This post first appeared on Kineti and is authored by Judah Gabriel Himango, one of Tabernacle of David’s teachers.
In a new episode of the Messianic Walk podcast, John McKee and I discuss his take on the mission statement for Messianic Judaism.
His statement, part of John’s coursework in Messianic studies, is formulated like this:
Today’s Messianic Jewish community has the widescale conviction that it composes “the end-time move of God.” This is based in the Biblical conviction that it is actively involved in the salvation-historical trajectory of “all Israel will be saved” (Romans 11:26). A massive salvation of Jewish people is to be regarded as “life from the dead” (Romans 11:15). Given the Apostle Paul’s magnanimous burden of the salvation of his kinsfolk—“I would pray that I myself were cursed, banished from Messiah for the sake of my people—my own flesh and blood” (Romans 9:3, TLV)—everything that today’s Messianic movement does, should be with the expressed purpose of trying to enhance the mission of Jewish outreach and evangelism! Today’s Messianic movement was specifically raised up by the Lord to proclaim the good news of Israel’s Messiah to the Jewish community, and emphasize that they do not have to assimilate into a much wider non-Jewish Christianity to properly express faith in Him.
Many non-Jewish Believers, with a sincere and genuine love for the people and Scriptures of Israel, have been legitimately called by the Lord to be active participants and co-laborers in the salvation of Israel, along with Messianic Jewish Believers. Many of these people are to be regarded as modern-day Ruths, whose loyalty to Messianic Judaism is steadfast to the point of dying with their Messianic Jewish brothers and sisters (Ruth 1:16-17). They have a distinct role to play, in provoking non-believing Jewish people to Messiah faith (Romans 11:11). More importantly, as Jewish and non-Jewish people come together in a special and unique unity, in Messiah Yeshua, they should be representing the “one new man/humanity” (Ephesians 2:15)—a testimony and snapshot of the greater redemption to come to the cosmos in the eschaton (Ephesians 1:10).

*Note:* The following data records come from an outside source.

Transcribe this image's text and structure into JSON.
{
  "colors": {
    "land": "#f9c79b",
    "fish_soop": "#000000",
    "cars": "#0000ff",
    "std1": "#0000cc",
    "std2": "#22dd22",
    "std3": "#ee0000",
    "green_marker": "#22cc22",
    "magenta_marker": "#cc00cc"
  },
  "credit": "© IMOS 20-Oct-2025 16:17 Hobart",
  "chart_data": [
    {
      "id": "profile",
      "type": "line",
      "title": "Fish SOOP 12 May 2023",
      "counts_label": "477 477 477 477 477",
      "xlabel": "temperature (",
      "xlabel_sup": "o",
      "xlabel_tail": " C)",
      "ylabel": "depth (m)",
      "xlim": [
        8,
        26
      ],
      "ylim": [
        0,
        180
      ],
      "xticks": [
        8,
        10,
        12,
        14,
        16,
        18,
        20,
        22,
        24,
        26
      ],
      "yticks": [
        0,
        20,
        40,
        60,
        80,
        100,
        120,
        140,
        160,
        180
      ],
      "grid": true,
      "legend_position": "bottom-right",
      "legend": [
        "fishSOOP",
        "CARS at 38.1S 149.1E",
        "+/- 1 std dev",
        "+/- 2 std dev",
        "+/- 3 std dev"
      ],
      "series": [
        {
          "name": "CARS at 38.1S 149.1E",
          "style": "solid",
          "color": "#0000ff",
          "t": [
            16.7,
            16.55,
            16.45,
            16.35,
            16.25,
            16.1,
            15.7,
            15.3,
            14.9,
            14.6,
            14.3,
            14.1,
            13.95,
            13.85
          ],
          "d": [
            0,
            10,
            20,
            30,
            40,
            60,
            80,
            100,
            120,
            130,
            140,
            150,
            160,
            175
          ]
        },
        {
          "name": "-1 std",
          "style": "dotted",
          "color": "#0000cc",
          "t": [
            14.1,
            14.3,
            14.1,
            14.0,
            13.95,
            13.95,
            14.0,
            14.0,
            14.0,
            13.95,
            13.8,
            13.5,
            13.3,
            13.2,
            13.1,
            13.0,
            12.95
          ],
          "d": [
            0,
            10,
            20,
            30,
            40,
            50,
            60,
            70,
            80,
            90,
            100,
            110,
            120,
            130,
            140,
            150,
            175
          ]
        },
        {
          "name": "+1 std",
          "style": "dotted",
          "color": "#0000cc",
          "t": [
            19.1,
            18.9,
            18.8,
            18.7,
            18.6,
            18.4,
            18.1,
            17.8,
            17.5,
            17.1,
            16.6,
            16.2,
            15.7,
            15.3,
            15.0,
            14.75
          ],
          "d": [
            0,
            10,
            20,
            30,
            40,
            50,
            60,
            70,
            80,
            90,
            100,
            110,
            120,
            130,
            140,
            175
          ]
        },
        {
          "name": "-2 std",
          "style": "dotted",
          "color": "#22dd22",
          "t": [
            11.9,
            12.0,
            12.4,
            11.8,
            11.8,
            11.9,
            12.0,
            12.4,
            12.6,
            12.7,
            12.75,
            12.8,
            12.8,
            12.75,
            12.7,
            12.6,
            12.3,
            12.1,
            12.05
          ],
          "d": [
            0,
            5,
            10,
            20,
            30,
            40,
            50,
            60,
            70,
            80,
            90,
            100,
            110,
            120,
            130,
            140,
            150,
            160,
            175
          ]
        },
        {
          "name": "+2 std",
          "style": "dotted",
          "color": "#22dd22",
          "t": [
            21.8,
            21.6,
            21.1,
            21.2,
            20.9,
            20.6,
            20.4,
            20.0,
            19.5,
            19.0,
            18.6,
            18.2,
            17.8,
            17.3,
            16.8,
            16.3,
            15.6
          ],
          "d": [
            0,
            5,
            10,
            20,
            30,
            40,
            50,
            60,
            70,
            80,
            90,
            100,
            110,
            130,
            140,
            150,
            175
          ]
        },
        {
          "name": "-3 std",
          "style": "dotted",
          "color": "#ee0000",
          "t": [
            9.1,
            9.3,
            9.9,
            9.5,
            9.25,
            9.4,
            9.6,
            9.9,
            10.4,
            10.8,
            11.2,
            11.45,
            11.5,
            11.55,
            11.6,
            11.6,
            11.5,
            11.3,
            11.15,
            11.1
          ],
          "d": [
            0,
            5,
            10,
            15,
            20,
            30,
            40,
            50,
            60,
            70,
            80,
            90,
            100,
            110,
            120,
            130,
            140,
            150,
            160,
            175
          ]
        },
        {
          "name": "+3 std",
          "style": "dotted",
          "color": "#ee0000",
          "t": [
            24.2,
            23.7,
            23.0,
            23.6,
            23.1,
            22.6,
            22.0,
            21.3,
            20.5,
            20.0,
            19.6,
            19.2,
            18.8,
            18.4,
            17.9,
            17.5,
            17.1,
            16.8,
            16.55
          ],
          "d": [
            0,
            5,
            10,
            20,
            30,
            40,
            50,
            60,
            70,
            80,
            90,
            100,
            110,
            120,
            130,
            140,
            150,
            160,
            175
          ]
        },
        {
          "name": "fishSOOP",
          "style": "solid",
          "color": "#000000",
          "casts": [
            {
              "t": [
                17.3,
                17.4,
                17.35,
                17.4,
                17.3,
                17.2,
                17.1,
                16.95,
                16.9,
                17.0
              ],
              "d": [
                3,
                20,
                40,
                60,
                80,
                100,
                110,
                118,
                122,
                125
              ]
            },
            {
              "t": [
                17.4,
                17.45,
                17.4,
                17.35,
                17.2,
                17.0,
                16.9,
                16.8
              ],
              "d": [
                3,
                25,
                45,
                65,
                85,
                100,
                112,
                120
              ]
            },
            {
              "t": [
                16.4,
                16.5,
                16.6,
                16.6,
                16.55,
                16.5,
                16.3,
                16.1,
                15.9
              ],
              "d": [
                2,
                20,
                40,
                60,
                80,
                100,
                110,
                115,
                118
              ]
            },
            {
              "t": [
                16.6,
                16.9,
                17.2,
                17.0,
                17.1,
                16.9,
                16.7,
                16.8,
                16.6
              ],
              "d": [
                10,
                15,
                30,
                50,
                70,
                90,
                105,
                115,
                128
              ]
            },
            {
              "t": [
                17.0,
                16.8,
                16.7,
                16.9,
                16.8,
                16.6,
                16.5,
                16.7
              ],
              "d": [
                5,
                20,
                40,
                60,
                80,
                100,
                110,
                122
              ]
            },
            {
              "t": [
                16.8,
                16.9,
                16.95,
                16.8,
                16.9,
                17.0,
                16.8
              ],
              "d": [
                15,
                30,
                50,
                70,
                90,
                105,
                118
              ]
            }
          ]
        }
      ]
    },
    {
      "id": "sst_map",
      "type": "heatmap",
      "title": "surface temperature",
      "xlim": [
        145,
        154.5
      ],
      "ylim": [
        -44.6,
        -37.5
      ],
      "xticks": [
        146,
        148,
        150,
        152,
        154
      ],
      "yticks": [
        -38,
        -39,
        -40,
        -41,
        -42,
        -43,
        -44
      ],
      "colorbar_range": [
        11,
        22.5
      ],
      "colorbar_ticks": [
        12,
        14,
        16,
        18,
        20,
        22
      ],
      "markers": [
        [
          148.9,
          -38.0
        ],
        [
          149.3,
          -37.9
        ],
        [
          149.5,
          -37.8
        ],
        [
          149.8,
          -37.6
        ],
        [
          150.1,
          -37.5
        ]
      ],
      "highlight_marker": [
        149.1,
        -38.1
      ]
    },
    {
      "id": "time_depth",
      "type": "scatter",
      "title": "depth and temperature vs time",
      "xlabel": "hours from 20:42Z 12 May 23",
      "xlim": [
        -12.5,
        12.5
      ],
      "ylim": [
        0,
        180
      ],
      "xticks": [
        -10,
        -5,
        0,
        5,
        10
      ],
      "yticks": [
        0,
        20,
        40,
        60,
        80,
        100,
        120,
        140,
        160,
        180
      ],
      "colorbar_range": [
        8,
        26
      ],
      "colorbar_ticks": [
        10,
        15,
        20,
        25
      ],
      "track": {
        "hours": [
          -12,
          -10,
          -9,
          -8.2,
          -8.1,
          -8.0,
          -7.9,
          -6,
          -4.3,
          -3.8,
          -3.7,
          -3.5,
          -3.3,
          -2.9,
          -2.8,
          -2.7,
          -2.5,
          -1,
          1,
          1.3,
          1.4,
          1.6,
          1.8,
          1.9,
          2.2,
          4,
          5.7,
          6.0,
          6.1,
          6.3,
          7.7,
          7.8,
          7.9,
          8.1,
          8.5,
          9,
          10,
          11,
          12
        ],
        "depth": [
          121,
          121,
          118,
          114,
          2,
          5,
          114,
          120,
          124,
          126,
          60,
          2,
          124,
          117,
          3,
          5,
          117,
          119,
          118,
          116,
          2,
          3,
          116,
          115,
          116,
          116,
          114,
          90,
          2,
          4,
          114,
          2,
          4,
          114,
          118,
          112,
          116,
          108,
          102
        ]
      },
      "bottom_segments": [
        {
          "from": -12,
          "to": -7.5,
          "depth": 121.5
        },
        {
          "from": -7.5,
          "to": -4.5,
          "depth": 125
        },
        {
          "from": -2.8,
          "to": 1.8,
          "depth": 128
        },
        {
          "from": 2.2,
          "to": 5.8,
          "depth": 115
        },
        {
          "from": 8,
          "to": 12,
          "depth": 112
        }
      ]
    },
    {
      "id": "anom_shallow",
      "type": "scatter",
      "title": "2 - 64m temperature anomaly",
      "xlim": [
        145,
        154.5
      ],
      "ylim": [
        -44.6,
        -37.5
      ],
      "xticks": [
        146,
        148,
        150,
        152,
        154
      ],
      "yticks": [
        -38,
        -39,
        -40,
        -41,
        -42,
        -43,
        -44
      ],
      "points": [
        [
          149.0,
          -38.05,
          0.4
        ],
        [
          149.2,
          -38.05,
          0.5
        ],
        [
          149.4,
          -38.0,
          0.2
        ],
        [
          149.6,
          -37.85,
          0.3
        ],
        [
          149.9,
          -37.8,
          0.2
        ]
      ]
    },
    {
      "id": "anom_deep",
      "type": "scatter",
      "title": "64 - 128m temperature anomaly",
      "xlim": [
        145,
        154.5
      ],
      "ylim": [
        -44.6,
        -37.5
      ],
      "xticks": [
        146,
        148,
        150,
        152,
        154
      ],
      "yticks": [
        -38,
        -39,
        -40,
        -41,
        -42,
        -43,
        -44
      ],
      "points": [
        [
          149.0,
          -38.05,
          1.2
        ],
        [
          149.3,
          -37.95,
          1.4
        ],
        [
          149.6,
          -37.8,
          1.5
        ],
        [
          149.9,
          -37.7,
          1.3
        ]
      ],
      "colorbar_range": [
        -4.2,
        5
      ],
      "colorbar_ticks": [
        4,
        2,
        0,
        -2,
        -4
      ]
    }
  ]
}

John and I discuss this vision in detail:
- Is the Messianic movement really the end-times move of God? Why we say it is, and what Biblical reasons we have for making that claim.

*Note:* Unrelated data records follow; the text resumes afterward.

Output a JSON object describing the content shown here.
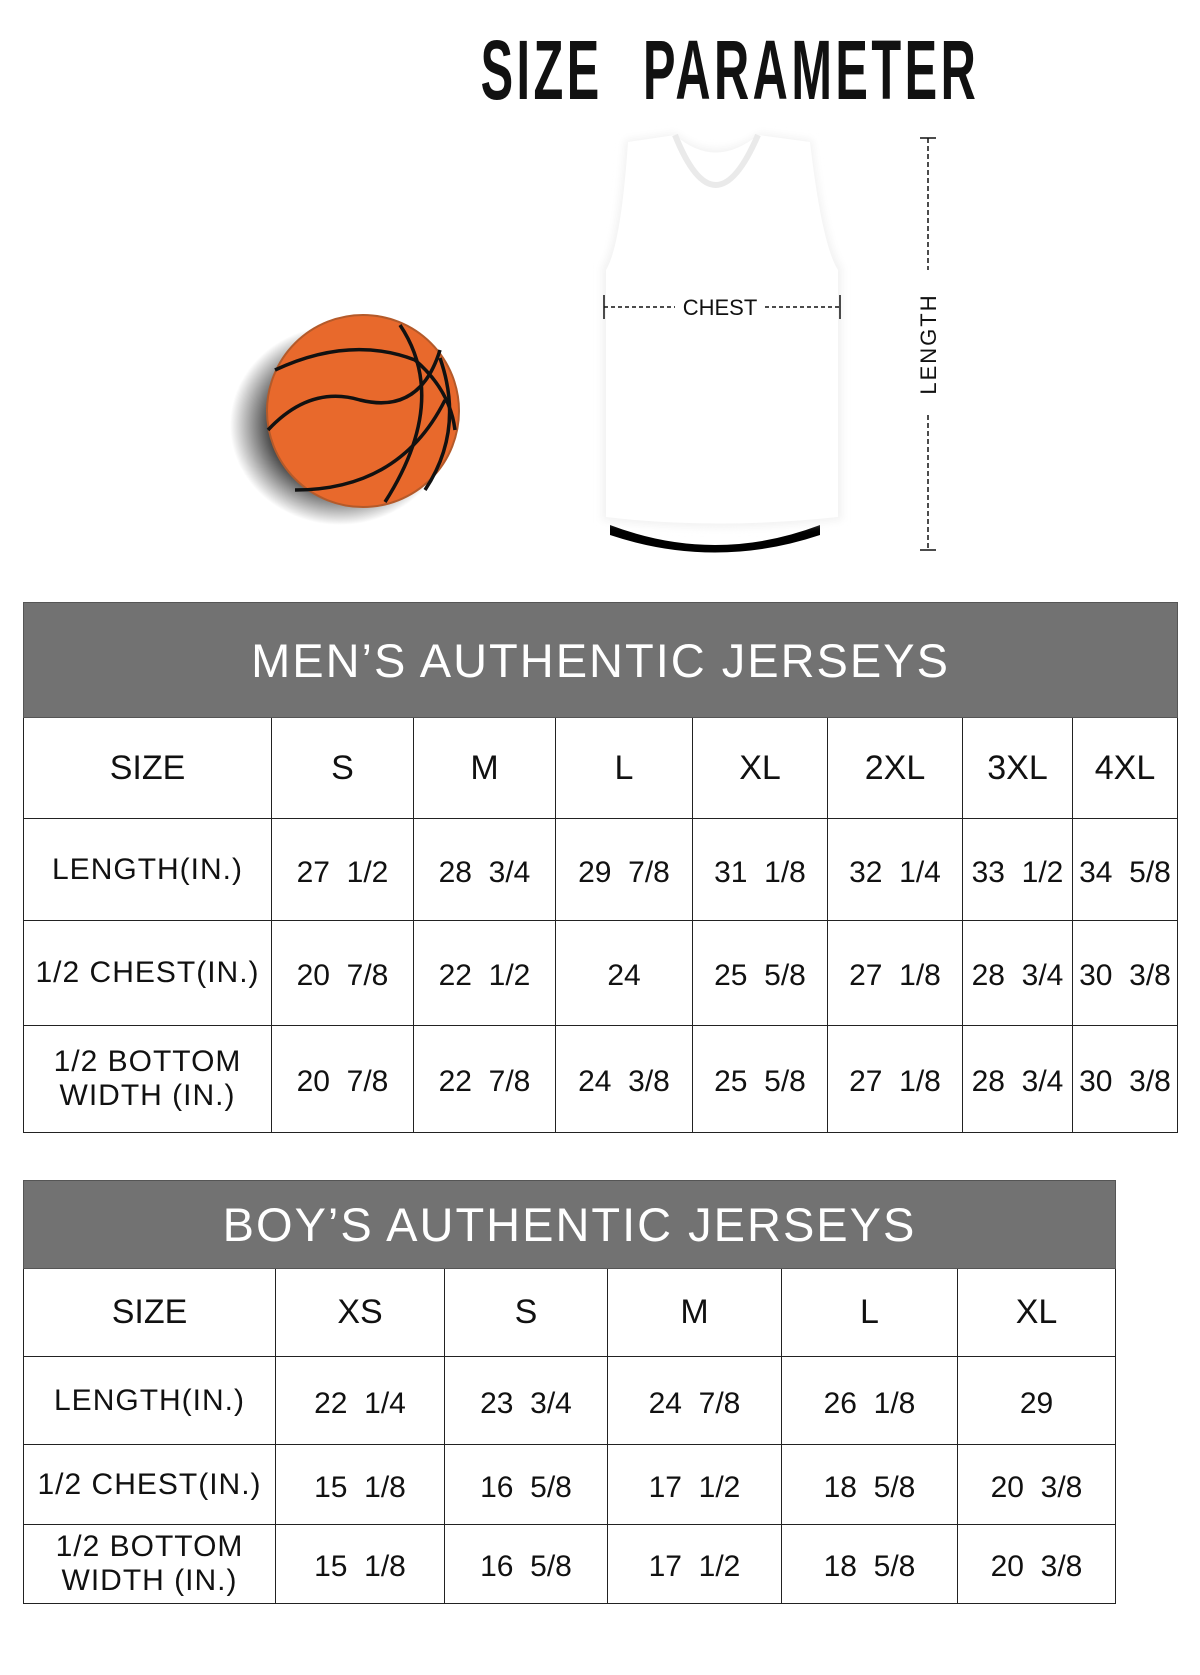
{
  "title": "SIZE PARAMETER",
  "diagram": {
    "chest_label": "CHEST",
    "length_label": "LENGTH"
  },
  "colors": {
    "header_bg": "#727272",
    "ball": "#E8692C"
  },
  "men": {
    "title": "MEN’S AUTHENTIC JERSEYS",
    "size_label": "SIZE",
    "sizes": [
      "S",
      "M",
      "L",
      "XL",
      "2XL",
      "3XL",
      "4XL"
    ],
    "rows": [
      {
        "label": "LENGTH(IN.)",
        "values": [
          "27  1/2",
          "28  3/4",
          "29  7/8",
          "31  1/8",
          "32  1/4",
          "33  1/2",
          "34  5/8"
        ]
      },
      {
        "label": "1/2 CHEST(IN.)",
        "values": [
          "20  7/8",
          "22  1/2",
          "24",
          "25  5/8",
          "27  1/8",
          "28  3/4",
          "30  3/8"
        ]
      },
      {
        "label": "1/2 BOTTOM\nWIDTH  (IN.)",
        "values": [
          "20  7/8",
          "22  7/8",
          "24  3/8",
          "25  5/8",
          "27  1/8",
          "28  3/4",
          "30  3/8"
        ]
      }
    ]
  },
  "boy": {
    "title": "BOY’S AUTHENTIC JERSEYS",
    "size_label": "SIZE",
    "sizes": [
      "XS",
      "S",
      "M",
      "L",
      "XL"
    ],
    "rows": [
      {
        "label": "LENGTH(IN.)",
        "values": [
          "22  1/4",
          "23  3/4",
          "24  7/8",
          "26  1/8",
          "29"
        ]
      },
      {
        "label": "1/2 CHEST(IN.)",
        "values": [
          "15  1/8",
          "16  5/8",
          "17  1/2",
          "18  5/8",
          "20  3/8"
        ]
      },
      {
        "label": "1/2 BOTTOM\nWIDTH  (IN.)",
        "values": [
          "15  1/8",
          "16  5/8",
          "17  1/2",
          "18  5/8",
          "20  3/8"
        ]
      }
    ]
  }
}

- Are there other reasons to serve in the Messianic movement besides theology about the last days?
- How and where the movement has diverged from the original vision of Jewish outreach, both good and bad.
- Is the Messianic movement a more authentic Christianity?
- Why the Messianic movement views assimilation differently than Christianity. (And how we know God doesn’t want Jews to disappear or lose their Jewishness.)
- The Ruth calling: the role of non-Jews in the Messianic movement
We hope this episode will give some clarity around the movement’s purpose and calling, and how you, fine Kineti reader, may be called to serve in the Messianic movement.